Quadratic performance of the `ListMerger` in specific use case

Nickolas_Pohilets · January 13, 2024, 9:17pm

This is what I've got - Fix quadratic performance of the `ListMerger` in specific usage pattern by nickolas-pohilets · Pull Request #70910 · apple/swift · GitHub

In this example, number of tasks is determined by the tree structure. Tasks are queued on the actor or global executor. Since tasks are executed in FIFO order, tree is visited in breadth-first order. So size of the queue is determined by the dynamics of breadth-first traversal.
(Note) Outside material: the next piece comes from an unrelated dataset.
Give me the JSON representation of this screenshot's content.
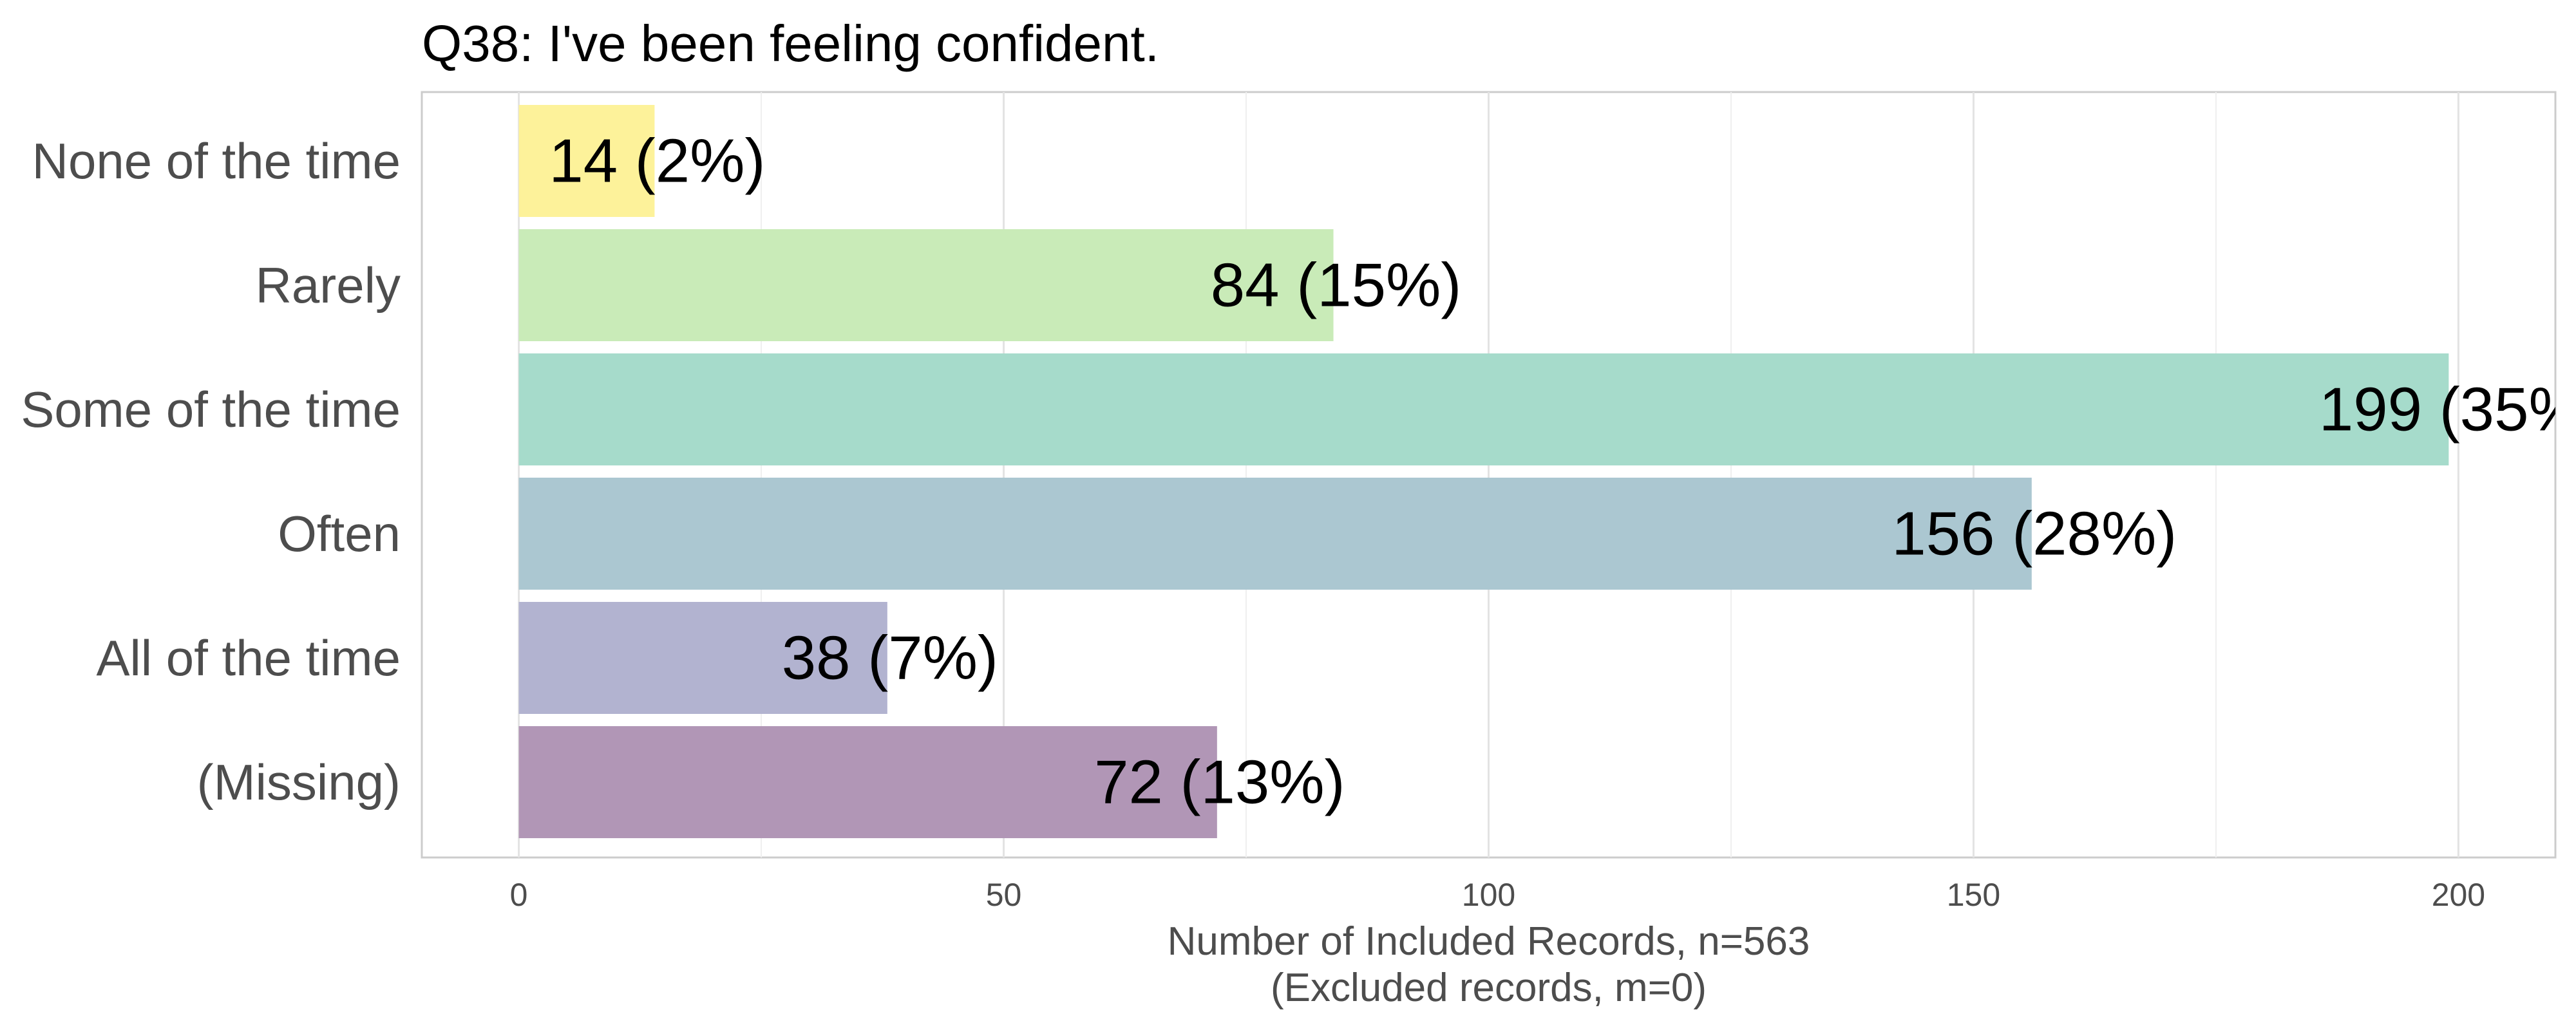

In some cases, tasks can be suboptimal as a queue entry. E.g. I see that flagAsAndEnqueueOnExecutor calls _swift_task_alloc_specific triggering allocation of the first slab before task starts executing. This probably can be optimised.

But once task starts execution, it may be suspended. And I expect this to be pretty common for async deinit. Suspended tasks cannot be reused and must be kept in memory. If we artificially limit number of concurrent tasks available for async deinit, then we would be underutilising hardware resources, because of the suspended tasks.

And what should happen when execution reaches a point where an object with async deinit needs be to destructed, but new task cannot be started? Should we create and enqueue some kind of task-launcher-job? Assuming that we can avoid creating task allocator until task actually starts executing, I think such job would be not much different from the task itself. I think it is better to invest into making non-started task as cheap as possible.